The answer lies in small-scale, sustainable food systems.  These can feed the planet, even in cities.  In fact, just today I came across this article about a UN report that refutes the notion that only industrialized agriculture can feed the world:  http://news.change.org/stories/we-dont-need-industrial-agriculture-to-feed-the-world-un-report-says

I have travelled extensively in Asia and my favorite part of Asia is the urban food markets.  These bustling, colorful markets are present every day, on the streets, on the sidewalks, in the alleys, at all times of the day.  The food is always fresh and, of course, always local.  It feeds entire cities.  This model may not be completely adaptable to the US urban landscape quite yet but even rooftops, balconies, lawns, and small backyards can yield a surprisingly diverse and large amount of food.  Sooner or later (and probably sooner), we’re all going to have to re-learn some of the ways our great grandparents went about raising food.
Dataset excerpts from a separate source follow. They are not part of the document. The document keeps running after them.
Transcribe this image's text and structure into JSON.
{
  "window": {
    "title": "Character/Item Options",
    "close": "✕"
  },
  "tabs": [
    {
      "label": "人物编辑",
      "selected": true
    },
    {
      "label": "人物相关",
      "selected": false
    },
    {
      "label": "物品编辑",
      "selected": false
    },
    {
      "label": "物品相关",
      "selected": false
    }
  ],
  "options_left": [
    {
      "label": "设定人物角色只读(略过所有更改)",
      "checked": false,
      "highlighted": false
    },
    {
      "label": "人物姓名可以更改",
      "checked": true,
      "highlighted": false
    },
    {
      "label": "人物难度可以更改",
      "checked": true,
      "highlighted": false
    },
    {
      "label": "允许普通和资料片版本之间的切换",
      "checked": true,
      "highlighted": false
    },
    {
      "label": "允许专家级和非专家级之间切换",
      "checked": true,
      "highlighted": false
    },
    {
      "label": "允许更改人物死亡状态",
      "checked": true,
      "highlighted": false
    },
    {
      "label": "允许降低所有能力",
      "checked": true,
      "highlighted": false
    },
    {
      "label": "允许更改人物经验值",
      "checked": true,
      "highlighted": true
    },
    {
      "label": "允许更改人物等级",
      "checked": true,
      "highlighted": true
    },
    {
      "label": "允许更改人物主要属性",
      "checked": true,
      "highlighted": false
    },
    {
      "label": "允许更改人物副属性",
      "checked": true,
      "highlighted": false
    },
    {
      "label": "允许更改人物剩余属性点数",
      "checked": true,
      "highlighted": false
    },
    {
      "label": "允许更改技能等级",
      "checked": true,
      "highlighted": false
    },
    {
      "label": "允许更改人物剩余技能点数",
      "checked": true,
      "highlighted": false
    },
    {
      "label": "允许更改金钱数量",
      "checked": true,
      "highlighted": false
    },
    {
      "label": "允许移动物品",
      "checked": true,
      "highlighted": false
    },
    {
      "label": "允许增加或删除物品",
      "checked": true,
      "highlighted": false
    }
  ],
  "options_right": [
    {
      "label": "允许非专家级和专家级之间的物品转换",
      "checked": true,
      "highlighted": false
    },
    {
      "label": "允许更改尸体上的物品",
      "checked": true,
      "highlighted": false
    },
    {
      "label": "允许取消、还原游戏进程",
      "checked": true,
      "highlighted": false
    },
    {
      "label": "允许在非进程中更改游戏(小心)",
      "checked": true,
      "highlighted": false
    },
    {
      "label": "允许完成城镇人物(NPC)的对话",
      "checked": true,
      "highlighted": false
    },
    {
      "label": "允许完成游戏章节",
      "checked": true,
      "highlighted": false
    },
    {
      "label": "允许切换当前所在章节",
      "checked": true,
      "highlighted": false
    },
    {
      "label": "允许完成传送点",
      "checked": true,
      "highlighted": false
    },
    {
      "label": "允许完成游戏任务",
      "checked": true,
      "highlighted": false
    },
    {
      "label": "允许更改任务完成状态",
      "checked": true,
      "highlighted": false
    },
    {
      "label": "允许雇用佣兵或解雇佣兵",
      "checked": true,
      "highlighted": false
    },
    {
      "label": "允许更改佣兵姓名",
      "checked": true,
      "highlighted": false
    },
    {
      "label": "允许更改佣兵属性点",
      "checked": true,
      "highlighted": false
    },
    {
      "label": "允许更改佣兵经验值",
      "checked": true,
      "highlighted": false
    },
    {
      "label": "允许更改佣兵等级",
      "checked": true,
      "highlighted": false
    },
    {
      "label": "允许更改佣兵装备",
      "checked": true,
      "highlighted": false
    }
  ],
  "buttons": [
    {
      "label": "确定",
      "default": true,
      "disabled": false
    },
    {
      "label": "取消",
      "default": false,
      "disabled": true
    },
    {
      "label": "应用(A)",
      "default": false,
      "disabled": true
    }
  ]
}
Finally, local, sustainably grown foods are healthier for you and for your children.  They’re better for the health of the animals.  They’re better for the health of our communities.  They keep farms alive and support local farmers. They promote biodiversity and prevent overdevelopment.   And they are less dependent on oil, as industrial foods (including organic ones) must travel long distances from farm to fork.  To put it simply, local foods are just better for our planet.  Period.  Ironically, this is the essence of what Michael Pollan has so eloquently taught us.  I just think I outdid him at his own game.

So there you have it.

Eat real food.  Eat a lot.  Mostly local.

Source: Pioneer Valley Nutritional Therapy

 

2 Comments so far ↓

  1. Wb says:

    Thank you for this.

    Pollan is an example between knowing what’s wrong and knowing what’s right. Pollan and Taubes are both correct in debunking the lipid hypothesis and industrial foods, but pollans “mostly plants” falls just as short as Taubes’ “low carb. It’s easier to point out mistakes than to identify solutions. Mostly plants is technically correct (the best kind) in so much as if you stick to the meat/potatoes/cabbage paradigm that has been orserved across multiple continents then potatoes/cabbage would constitute the majority of what you ate and they are plants. But in terms of actual caloric ratios, than it would meat (saturated fat and protein combined) dominating.

    “mostly plants” will lead people down the yellow brick road of lettuce, tomatoes, beans and kale. Had he said “mostly potatoes” I would be able to get behind him. Potatoes are a good source of nutrition. I don’t mean the modern industrial king corn “russet” potatoe that deep fried in soybean oil is inflaming people into diabetes (“medium diet coke please”) but local non gmo from good soils and good farms. Baked Potatoes and butter. That I could have lived with.

  2. admin says:

    I’ve got to say that I am with Gary Taubes on this one. The potato is not the wonder food that you think it is. It just takes a basic understanding of how the human body breaks down starches to figure out that the potato is just a candybar waiting to graduate. You body does not know the difference between the sugars produced when it breaks down the starches and the sugar it gets when you eat a whole Snickers bar. The difference is in the timing,

    The human body, while able to run on sugar for short bursts is better evolved to be powered by fats.